L’album s’ouvre plutôt joyeux, souriant, sensuel… Juste le temps de comprendre que Martine aime les femmes et qu’elle sait dire cet amour là. Avec elle on « écoute tendrement le rire des roseaux »… Le plus souvent ses chansons d’amour disent la douleur d’aimer, et même le saccage. Elle en appelle à la paix, à la tendresse. Toujours en quête de cet eldorado. Martine peut même flirter avec la fantaisie – elle s’amuse souvent de sa difficulté à regarder la vie sous ce jour lumineux. Mais elle n’en fait jamais une fin en soi… Bien sûr, on le devine, la satire n’est jamais loin comme cette parole de madame Trucmuche – ou l’équivalent – qui n’aime pas cet homme noir sous ses légumes verts ou bien le portrait de la « Ninon de la chanson, jupon haut, cuisse légère » qui vivra un enfer lorsqu’elle attendra un enfant. Racisme, ostracisme très ordinaires. Parfois elle condamne frontalement et ne fait aucun cadeau comme lorsqu’elle évoque les défilés liberticides contre le mariage pour tous sur une musique faussement militaire : « Familles en avant ! » Parfois même elle nous dessine un portrait d’homme plein de compassion. « Un homme devant sa bière au col froissé qui pleurerait bien son ennui…Mais il est homme… » Subtile façon de désigner aussi le sort contraint des hommes.

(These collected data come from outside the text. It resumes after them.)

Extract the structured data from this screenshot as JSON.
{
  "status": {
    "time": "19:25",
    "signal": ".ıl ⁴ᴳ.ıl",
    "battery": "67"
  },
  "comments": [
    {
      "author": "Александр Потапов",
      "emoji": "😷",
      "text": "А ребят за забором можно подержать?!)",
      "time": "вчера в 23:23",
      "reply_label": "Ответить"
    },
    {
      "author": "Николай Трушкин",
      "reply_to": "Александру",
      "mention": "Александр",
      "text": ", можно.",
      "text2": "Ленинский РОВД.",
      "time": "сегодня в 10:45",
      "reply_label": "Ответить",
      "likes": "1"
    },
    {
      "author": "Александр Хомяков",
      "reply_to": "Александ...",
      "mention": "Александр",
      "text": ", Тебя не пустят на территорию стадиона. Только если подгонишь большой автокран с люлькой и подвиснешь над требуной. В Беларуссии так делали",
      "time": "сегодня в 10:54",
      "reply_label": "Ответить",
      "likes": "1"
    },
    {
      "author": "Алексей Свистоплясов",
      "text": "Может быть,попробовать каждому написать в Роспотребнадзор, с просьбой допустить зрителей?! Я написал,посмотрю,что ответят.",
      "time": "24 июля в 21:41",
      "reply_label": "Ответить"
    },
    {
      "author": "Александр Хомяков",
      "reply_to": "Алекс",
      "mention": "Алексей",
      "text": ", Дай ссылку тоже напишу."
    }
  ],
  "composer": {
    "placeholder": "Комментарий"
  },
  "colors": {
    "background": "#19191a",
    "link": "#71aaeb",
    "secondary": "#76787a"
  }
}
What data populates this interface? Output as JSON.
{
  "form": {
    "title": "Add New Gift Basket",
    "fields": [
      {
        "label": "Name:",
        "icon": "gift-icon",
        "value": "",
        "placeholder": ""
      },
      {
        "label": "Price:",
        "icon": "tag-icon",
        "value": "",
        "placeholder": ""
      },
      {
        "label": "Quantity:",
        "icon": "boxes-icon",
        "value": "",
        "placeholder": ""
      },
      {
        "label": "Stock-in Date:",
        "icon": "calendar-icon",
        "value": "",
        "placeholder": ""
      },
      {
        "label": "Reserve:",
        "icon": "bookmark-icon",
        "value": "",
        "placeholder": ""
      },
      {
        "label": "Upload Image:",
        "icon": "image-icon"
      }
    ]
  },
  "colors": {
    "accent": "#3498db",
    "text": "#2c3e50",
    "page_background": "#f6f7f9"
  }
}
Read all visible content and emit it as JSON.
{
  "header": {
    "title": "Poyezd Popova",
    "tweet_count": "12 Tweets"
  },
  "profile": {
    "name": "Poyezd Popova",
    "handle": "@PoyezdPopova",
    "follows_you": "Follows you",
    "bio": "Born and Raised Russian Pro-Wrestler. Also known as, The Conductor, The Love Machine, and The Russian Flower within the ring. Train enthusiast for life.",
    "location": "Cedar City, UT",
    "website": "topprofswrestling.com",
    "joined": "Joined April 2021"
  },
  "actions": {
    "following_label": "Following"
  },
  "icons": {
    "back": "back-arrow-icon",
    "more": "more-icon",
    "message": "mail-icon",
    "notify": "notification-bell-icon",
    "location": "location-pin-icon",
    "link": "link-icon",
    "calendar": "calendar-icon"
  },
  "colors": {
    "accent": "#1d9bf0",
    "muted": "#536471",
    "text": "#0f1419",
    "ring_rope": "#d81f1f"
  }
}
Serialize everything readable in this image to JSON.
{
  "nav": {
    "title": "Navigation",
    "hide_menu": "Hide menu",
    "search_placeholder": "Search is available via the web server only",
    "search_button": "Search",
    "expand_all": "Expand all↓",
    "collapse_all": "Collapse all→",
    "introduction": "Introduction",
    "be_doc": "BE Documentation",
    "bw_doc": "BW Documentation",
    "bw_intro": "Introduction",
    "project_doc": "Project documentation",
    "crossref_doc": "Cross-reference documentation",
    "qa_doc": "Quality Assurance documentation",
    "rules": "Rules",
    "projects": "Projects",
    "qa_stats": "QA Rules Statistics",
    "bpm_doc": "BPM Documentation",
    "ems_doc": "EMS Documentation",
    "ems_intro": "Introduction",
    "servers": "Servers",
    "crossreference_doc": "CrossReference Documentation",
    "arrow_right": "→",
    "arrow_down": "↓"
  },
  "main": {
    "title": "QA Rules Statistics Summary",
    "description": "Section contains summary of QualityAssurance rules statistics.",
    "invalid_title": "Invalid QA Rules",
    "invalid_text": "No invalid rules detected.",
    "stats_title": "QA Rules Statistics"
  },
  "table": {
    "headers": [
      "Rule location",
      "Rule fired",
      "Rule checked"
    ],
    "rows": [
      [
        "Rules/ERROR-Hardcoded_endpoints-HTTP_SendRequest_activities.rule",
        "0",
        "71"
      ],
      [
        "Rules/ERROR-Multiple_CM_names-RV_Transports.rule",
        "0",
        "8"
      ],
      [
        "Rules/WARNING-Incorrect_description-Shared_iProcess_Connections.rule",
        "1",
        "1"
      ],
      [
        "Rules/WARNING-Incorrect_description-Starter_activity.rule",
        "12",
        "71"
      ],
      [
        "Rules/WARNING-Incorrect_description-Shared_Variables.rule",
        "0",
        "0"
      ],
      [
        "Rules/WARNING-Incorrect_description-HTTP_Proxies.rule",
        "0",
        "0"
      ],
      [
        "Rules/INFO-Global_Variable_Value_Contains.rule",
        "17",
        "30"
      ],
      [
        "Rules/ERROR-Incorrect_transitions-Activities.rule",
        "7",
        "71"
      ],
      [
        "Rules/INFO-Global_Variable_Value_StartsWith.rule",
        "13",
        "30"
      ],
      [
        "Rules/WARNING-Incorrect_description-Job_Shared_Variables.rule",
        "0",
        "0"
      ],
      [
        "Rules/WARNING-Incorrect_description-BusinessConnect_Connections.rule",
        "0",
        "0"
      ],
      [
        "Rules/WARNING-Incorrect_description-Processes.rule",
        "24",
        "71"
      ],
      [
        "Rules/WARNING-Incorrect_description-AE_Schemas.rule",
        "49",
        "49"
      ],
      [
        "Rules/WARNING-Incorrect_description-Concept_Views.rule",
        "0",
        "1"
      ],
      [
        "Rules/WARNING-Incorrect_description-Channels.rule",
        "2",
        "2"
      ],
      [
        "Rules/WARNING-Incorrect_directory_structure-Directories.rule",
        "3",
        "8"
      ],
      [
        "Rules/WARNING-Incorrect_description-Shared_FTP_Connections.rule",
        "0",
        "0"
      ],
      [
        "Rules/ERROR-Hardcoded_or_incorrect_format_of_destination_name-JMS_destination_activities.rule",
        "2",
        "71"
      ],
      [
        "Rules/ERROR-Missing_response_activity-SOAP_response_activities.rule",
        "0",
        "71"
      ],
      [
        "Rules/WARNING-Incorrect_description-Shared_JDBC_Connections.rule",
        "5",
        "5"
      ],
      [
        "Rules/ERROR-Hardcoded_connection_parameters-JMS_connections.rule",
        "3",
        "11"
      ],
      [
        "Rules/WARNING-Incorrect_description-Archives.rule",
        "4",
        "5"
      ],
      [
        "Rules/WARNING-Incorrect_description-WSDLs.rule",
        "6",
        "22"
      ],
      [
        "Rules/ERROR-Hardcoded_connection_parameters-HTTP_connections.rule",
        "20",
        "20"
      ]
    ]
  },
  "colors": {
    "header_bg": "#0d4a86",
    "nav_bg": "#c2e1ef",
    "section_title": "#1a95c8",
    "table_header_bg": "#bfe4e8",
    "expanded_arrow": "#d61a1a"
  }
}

Mais Martine veut avant tout chanter la parole des femmes, cette parole bâillonnée, muselée dont on parle tant depuis quelques mois… Soulignons d’emblée qu’elle n’aura pas attendu ce mouvement qui s’est emparé du monde artistique pour résonner très loin en chacune de nous. En chacune de nos sœurs, de nos filles. Avec elle on entend les mots de celle qui « n’a presque pas dit non …Un viol ça n’a pas de nom… ». De l’enfant qui vivait dans un « monde parfait » entre un père incestueux et une mère taiseuse. On écoute aussi l’hommage inattendu à ce petit bout de nous qui porte un nom de fée, notre clitoris… Texte dit, comme le récit superbe de Lilo Kambo, une rencontre entre deux mondes quelque part en Afrique… Le refrain d’une langue lointaine, une langue des dieux, le « chaoui » des Aurès… Sans aucun doute notre coup de cœur dans cet album, une chanson qui pose la question de la liberté, sur des sonorités et des rythmes différents. Enfin on regarde la femme privée de seins dans son miroir et on lui offre la caresse des mots tendres.
Avec Martine, chanteuse de Bruxelles et de Courtauly, on en appelle simplement à la vie, à la joie d’aimer… Même si c’est un combat éternellement recommencé d’oublier l’obscurité du monde et les vies des femmes mouvementées, malmenées, ou pire.